Aunque pueda resultar una obviedad, esa agenda tendrá que combatir viejos tics: una cierta convicción de superioridad de las culturas occidentales frente a aquellos pueblos que fueron en el pasado dominados fuera de Europa y, también, un amable particularismo español en su relación histórica con América. En ese vínculo transatlántico lamentablemente es aún frecuente encontrar un relato demasiado simplista que halaga las virtudes de un nexo entre dos mundos en el que, a través de ese entramado político que fue la Monarquía hispánica, se romantiza una supuesta bonhomía española conducente a la salvación de los otros. Ese entendimiento del pasado sigue en la actualidad cancelando la agencia de los diferentes y los supedita, de una forma burda, a una voluntad única, de modo que nuestra visión de los procesos históricos corre el riego de estrecharse cada vez más.

Sería casi una paradoja volver en la actualidad a una lectura del pasado a partir del prisma del Estado nación cuando los historiadores creíamos que ese marco ya había sido desmontado. Pero tengo la sensación de que, por momentos, estamos perdiendo esa partida. En España, de tanto combatir la famosa leyenda negra asociada a la Monarquía hispánica, estamos asistiendo en los últimos tiempos a un resurgimiento de una leyenda rosa que puede poner en peligro el reconocimiento de los múltiples pasados que los historiadores hemos sido capaces de reconstruir. Esta leyenda, dulcificante y cordial, quiere dejar fuera del análisis y del conocimiento de la opinión pública temas incómodos que pueden relacionarse con la intransigencia doctrinal, la pureza de sangre, la expulsión de minorías de un determinado territorio o la esclavitud como base de un sistema económico por el mero hecho de que podrían perjudicar a la reputación de un país. Marginándolos, la leyenda rosa aboga por una visión esencialista e inamovible de nuestra historia en la que solo tienen cabida las conmemoraciones y los fastos: las grandes gestas, los grandes viajes exploratorios, las magníficas construcciones arquitectónicas o las más bellas obras de la literatura, pero no todo lo demás. De este modo, plantea que en nuestra visión del pasado solo aparezca una parte, aquella por la que supuestamente habríamos de sentirnos orgullosos. En cambio, cuando surgen asuntos espinosos, los defensores de la leyenda rosa son muy rápidos a la hora de tachar de anacrónica cualquier acusación contra el pasado imperial.
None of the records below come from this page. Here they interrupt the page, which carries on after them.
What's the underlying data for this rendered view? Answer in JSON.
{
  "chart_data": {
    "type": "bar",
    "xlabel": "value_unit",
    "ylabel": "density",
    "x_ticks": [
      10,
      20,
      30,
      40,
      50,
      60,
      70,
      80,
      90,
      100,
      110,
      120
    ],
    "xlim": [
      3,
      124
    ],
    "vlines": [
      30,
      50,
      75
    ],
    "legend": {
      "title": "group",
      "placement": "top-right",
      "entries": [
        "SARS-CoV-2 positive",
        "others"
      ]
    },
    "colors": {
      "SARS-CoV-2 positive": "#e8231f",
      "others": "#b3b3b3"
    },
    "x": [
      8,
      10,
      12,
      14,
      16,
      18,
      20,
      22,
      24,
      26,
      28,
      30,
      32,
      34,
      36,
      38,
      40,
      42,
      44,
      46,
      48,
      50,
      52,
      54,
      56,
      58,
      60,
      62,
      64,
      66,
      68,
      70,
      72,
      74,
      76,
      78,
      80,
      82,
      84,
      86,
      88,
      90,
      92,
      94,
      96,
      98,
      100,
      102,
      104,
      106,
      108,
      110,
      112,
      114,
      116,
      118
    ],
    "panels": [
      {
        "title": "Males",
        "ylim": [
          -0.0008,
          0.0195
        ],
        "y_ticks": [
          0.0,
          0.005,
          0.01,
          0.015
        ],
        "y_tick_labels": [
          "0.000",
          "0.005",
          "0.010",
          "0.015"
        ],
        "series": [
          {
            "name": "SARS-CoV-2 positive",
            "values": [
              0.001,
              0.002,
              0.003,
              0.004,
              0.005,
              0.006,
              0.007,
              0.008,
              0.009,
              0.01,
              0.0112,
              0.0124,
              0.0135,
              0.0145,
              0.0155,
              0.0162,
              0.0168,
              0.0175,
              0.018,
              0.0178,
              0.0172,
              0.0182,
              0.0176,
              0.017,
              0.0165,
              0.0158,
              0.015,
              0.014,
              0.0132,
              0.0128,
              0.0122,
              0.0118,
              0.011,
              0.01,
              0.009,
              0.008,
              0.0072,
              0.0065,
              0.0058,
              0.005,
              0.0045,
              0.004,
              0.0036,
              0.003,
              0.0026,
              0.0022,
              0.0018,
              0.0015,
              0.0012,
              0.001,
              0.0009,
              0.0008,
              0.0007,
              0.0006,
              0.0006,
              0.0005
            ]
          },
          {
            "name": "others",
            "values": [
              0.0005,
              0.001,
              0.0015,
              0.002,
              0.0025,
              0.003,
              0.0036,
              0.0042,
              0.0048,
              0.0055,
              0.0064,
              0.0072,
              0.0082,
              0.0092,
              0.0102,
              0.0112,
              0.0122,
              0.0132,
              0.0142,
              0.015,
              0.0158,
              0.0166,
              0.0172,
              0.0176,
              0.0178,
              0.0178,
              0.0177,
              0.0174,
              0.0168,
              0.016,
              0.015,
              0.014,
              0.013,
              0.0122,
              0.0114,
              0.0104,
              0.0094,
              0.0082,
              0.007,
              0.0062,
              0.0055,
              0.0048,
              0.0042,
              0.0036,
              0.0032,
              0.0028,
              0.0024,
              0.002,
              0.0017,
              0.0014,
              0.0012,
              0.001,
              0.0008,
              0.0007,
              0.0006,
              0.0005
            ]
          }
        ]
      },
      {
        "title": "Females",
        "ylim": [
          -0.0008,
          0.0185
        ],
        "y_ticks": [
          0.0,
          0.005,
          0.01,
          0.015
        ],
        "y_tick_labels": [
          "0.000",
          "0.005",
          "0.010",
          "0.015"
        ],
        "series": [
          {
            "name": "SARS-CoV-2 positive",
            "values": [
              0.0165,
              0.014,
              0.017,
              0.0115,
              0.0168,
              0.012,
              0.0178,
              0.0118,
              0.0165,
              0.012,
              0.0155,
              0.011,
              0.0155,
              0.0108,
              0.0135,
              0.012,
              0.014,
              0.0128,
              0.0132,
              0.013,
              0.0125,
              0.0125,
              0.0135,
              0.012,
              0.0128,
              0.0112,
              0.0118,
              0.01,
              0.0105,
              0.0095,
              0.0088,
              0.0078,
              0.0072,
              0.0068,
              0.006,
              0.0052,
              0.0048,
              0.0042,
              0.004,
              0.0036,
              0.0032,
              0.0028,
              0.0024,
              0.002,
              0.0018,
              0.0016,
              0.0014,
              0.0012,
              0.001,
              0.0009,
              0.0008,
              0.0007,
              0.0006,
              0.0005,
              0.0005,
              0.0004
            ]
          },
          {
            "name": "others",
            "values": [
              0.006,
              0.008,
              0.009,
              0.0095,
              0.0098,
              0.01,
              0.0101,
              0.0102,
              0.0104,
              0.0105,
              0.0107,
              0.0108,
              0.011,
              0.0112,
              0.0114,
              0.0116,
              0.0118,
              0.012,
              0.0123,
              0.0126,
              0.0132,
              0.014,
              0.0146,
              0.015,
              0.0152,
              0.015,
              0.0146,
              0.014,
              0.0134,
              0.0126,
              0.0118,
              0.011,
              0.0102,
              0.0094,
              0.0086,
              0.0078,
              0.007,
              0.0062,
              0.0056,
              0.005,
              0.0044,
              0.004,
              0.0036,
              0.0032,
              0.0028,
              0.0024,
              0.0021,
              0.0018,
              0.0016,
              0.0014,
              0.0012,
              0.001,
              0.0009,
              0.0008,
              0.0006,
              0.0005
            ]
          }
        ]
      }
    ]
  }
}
Son estas actitudes las que demuestran la pervivencia en España de una metanarrativa colonial que emana todavía de unas formas de conocimiento próximas al eurocentrismo. La labor de desenmascararlas no es una tarea sencilla en esta sociedad de la inmediatez en la que a menudo falta la reflexión, pero es absolutamente necesaria si no queremos que el odio y la exclusión, bajo una idea de pertenencia reductora y absoluta, sigan creciendo entre nosotros. Descolonizar lo que sabemos del pasado sigue siendo la mejor forma de enfrentarnos a él de una forma honesta.